Eine Woche später stand ich mit meiner gepackten Sporttasche vor Caros Haustür. Meine Eltern zerrten mit zufriedenem Lächeln zwei riesige Koffer zum Auto. Wozu brauchten sie soviel Gepäck für zwei Tage? Ich winkte ihnen lässig, doch sie stiegen in unseren alten, weißen Mercedes und sausten mit quietschenden Reifen davon. Niemand winkte MIR zum Abschied. Mir kam es vor, als hätten sie Angst, die verrückte Mac Bleistein könnte es sich anders überlegen. Und wie fröhlich sie ausgesehen hatten! Sonst nervten sie mich ständig mit Millionen von Sorgen, die sie sich um mich machten.

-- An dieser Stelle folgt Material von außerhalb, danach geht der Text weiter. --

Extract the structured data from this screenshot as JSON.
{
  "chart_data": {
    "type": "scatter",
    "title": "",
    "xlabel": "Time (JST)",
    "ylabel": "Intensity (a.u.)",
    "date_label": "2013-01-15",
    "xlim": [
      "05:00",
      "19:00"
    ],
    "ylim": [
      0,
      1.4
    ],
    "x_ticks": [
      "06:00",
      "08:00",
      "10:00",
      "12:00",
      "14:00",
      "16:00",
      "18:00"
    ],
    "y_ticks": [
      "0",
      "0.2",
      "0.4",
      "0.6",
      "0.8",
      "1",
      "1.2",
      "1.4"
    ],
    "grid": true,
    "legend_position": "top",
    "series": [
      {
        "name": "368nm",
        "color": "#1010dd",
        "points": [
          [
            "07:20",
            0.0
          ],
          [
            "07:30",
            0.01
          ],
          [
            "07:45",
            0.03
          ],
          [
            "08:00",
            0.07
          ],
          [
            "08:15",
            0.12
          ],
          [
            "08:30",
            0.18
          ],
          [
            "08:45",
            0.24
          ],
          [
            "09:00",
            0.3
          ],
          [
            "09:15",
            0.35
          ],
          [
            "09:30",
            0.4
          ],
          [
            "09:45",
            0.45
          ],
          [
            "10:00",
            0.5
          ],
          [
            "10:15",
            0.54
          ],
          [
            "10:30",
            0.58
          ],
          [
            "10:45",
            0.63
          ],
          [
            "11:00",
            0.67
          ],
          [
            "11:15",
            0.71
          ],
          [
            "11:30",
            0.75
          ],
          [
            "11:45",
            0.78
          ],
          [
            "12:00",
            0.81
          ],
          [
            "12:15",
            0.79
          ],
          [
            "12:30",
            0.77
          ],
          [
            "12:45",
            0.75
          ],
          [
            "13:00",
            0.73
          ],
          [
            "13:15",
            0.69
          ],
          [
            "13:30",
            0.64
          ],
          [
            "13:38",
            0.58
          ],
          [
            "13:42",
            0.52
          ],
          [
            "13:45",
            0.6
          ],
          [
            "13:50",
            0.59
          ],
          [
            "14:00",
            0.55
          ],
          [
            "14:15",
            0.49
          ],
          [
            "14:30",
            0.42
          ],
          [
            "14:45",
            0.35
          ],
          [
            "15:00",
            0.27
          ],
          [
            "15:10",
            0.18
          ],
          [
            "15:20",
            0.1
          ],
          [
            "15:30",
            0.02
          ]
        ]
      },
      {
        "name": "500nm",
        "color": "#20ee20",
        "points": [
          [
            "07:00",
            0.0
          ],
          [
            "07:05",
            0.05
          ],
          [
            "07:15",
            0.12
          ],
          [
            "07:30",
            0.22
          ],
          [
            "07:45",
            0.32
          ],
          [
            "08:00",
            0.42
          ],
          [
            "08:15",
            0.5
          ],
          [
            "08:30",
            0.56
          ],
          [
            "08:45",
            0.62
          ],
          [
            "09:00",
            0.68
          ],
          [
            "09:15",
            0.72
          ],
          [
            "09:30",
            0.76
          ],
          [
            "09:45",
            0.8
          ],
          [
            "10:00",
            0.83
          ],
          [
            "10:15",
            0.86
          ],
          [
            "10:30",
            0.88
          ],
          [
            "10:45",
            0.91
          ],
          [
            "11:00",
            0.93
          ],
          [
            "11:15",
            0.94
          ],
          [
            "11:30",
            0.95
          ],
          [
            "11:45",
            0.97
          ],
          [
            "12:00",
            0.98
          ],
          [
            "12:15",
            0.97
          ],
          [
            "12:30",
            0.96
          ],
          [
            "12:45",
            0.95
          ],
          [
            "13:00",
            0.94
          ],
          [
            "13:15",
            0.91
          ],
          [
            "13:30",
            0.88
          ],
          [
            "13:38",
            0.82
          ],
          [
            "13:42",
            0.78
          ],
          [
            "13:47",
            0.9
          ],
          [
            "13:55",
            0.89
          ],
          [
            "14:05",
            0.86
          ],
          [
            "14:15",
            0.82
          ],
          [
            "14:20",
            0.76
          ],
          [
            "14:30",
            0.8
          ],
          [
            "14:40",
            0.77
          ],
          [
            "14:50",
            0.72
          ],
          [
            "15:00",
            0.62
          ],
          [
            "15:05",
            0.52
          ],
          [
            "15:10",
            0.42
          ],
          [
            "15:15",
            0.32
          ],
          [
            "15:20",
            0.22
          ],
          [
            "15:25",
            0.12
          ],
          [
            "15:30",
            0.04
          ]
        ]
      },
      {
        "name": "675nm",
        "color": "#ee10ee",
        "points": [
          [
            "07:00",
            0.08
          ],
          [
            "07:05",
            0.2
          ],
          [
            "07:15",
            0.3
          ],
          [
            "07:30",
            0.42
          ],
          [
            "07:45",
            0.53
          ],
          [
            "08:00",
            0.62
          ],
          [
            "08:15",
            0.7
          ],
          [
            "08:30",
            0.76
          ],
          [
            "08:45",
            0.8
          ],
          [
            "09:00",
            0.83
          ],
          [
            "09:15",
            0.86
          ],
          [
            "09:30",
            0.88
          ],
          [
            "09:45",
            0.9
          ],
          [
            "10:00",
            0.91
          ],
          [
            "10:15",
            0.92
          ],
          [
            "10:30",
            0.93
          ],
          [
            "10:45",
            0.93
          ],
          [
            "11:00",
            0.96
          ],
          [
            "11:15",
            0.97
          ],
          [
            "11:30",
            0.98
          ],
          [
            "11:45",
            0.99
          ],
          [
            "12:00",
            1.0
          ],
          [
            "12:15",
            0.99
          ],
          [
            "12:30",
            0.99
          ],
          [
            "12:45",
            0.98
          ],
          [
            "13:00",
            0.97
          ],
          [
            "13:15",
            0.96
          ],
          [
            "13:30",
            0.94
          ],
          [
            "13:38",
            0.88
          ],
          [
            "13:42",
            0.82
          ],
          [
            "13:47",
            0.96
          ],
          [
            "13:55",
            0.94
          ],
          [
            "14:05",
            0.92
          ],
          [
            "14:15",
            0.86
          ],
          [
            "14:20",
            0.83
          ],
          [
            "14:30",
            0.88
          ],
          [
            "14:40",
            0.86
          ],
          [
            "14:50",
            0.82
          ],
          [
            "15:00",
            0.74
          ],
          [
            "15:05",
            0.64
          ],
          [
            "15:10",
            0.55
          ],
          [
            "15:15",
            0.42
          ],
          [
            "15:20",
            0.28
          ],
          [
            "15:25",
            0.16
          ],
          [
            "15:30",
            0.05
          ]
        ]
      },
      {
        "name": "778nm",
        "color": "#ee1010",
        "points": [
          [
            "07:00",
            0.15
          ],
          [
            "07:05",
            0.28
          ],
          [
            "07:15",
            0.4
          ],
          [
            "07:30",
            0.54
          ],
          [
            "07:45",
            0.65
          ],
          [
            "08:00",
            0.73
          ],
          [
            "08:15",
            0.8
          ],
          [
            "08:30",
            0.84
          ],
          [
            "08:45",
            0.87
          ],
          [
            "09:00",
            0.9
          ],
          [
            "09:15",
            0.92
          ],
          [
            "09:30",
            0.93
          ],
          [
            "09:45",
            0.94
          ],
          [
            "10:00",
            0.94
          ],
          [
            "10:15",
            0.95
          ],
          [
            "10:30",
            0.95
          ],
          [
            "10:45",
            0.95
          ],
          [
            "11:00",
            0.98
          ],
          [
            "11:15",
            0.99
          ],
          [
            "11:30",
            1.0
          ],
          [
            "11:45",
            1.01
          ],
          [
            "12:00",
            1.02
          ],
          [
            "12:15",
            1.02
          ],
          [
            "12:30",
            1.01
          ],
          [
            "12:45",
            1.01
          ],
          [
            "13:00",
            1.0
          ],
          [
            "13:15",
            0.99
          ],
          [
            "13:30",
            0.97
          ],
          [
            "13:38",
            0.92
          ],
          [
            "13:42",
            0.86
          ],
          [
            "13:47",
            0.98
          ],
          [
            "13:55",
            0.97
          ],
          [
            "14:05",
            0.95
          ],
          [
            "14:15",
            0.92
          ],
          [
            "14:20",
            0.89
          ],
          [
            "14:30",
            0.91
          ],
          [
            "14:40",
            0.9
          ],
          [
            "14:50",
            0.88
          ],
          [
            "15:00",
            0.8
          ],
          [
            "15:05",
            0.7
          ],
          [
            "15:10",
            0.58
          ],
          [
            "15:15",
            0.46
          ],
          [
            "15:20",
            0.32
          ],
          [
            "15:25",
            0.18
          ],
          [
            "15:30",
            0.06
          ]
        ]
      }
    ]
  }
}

Ich war traurig und stolz zugleich. Ich hatte meine Rüpel-Rolle so toll gespielt, dass sie sich keine Sorgen mehr um mich machten. Plötzlich wusste ich nicht, was mich mehr ängstigte: bei dieser verrückten Caro zu wohnen oder Olaf und seine Rüpel-Bande? Aber ich kann euch jetzt schon sagen: Es kam alles ganz anders als geplant.